Ok, folks, the fun is over. Let’s all just admit that 2+2 necessarily equals 4 and the correspondence theory of truth is probably correct. It was fun while it lasted, sure, but the unfolding Belarus mess shows us why it’s important to move on and embrace deflationism.
Life in Russia during the 1990s was full of booms and busts. The president shelled the parliament building in 1993 and a year later began carpet bombing Chechnya. For most of the decade, everything and everyone was for sale. Fortunes could be made and lost overnight: corrupt officials, bankers and fast-talking carpetbaggers abounded. The era of unfettered laissez-faire ended in 2000 when ex-KGB thugs put themselves in charge of the country after blowing up several residential buildings and blaming it on terrorists.
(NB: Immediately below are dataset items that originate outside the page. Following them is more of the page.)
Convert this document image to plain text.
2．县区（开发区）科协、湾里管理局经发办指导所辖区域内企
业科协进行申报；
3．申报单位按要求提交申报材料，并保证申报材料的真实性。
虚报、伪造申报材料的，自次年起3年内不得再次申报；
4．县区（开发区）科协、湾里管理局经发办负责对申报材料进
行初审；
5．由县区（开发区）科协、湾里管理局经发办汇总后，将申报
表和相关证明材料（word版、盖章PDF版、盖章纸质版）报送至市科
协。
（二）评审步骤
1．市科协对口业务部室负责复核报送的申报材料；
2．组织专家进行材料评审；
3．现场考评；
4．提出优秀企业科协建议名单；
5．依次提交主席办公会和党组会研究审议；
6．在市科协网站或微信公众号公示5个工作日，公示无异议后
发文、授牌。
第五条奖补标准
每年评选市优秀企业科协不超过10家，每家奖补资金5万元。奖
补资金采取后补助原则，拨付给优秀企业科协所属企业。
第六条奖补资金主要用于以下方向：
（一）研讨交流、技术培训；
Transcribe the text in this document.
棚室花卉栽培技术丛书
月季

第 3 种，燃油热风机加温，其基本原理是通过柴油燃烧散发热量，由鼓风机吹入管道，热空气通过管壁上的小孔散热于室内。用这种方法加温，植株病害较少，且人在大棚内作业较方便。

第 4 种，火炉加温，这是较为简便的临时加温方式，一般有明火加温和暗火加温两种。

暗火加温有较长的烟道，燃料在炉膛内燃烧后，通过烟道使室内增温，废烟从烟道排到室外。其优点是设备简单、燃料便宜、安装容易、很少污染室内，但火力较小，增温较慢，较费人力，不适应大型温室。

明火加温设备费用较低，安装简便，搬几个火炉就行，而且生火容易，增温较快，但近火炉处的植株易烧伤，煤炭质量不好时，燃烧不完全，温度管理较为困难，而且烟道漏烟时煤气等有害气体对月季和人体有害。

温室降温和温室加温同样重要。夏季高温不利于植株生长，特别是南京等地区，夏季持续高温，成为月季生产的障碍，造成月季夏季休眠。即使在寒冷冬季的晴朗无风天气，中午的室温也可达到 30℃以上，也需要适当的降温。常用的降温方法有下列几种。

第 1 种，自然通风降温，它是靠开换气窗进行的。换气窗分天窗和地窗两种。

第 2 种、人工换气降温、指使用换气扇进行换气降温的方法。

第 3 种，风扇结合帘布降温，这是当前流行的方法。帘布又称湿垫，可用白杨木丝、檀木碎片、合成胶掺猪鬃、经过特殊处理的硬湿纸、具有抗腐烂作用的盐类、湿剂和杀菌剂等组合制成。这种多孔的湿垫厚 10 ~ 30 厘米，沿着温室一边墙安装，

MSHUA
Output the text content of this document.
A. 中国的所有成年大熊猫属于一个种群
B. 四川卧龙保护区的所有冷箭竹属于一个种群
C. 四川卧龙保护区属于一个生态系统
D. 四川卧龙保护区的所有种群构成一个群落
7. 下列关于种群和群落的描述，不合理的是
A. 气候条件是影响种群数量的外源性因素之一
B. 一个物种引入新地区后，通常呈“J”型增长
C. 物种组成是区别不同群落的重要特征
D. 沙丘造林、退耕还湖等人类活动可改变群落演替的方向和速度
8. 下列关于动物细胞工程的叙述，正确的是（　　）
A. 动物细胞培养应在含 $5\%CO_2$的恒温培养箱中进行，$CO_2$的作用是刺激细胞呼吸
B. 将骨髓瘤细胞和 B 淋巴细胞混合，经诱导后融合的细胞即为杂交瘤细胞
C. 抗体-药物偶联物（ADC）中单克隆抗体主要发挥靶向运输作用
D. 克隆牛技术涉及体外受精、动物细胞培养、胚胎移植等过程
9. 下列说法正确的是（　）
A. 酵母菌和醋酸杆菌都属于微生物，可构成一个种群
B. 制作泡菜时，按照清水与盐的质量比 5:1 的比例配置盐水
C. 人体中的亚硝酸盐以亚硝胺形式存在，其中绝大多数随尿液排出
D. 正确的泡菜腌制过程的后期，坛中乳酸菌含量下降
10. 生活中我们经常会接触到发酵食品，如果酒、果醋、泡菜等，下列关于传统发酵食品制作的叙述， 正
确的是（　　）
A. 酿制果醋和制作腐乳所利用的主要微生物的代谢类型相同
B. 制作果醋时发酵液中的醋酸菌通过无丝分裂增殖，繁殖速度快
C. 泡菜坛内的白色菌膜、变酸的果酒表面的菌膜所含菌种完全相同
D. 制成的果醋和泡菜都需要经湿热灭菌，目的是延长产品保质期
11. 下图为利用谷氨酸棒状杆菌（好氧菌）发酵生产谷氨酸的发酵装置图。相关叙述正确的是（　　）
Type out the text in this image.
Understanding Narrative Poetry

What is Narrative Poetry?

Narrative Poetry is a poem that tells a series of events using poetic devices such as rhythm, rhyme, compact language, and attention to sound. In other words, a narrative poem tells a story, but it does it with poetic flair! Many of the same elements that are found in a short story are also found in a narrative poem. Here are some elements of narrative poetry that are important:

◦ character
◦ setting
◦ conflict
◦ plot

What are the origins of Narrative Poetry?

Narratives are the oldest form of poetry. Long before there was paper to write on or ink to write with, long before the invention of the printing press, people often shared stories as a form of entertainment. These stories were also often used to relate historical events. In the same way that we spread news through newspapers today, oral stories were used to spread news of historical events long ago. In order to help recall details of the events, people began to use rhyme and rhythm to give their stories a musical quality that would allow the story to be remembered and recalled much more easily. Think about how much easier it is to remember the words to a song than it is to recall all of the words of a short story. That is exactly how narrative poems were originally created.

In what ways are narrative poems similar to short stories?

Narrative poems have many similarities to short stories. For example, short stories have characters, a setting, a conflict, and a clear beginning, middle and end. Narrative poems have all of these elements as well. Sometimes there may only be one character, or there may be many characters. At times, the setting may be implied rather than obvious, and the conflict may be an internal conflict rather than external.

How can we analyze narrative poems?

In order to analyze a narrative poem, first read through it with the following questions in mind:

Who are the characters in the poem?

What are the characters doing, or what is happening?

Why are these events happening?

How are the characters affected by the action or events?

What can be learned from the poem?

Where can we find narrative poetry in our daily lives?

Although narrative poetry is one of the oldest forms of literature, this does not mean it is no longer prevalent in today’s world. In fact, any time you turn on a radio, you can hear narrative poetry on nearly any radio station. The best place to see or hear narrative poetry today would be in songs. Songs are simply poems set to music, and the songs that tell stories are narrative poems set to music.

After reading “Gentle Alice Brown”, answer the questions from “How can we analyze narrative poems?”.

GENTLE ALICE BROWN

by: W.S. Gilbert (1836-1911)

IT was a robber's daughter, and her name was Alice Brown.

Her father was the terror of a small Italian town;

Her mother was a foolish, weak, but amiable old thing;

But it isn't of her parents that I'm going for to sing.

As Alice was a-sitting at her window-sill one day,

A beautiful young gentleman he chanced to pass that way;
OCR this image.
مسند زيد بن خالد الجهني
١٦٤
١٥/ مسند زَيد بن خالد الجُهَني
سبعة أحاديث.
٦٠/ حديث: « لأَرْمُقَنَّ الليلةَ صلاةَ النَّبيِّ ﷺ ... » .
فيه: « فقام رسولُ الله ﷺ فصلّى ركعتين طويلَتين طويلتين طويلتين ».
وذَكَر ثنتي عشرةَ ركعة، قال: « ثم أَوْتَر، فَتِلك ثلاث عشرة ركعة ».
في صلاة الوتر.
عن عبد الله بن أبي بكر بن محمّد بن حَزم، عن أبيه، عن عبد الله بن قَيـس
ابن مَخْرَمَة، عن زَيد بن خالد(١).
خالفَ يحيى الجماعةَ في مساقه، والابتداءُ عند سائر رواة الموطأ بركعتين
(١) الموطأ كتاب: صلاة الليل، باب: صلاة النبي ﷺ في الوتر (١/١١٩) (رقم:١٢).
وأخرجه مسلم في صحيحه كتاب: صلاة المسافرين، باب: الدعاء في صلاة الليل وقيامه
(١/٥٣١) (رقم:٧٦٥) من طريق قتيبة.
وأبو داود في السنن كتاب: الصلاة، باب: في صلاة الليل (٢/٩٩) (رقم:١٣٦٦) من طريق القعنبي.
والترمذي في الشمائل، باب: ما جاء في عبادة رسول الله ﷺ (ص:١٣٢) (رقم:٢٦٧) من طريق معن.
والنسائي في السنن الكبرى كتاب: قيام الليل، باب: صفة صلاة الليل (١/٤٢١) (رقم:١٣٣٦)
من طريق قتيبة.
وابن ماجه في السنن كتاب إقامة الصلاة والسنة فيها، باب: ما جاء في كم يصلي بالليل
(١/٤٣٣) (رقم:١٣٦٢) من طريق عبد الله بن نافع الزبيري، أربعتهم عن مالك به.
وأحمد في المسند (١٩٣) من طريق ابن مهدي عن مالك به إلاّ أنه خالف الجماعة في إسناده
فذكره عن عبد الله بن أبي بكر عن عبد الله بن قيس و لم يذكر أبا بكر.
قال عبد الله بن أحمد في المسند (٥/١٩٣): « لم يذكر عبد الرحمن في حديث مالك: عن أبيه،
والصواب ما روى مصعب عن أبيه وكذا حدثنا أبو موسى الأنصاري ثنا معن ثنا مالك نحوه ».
Alexander Lukashenko was elected president of Belarus in 1994. Two years later, he dissolved parliament unconstitutionally and became Europe’s last dictator. Independent media were snuffed out. Lukashenko’s fiercest political opponents began disappearing in 1999. Remaining political rivals were arrested and tortured until they confessed to imaginary crimes and were sentenced to long jail terms. Ditto for the next 20 years.
Ukraine was different. No one remembers exactly what happened during the 1990s. Businessmen in cahoots with the country’s top politicians eventually captured the state in 2000. Corruption was rampant, independent journalists were killed. Ordinary Ukrainians rose up in 2004 against falsified presidential elections (Orange Revolution) and again in 2013 after a Kremlin-installed stooge and his friends began robbing rival oligarchs (Revolution of Dignity). Russia annexed Crimea and invaded eastern Ukraine in early 2014. The country has been a mess ever since. In 2019, Ukrainians put a clown, Volodymyr Zelensky, in charge in the circus.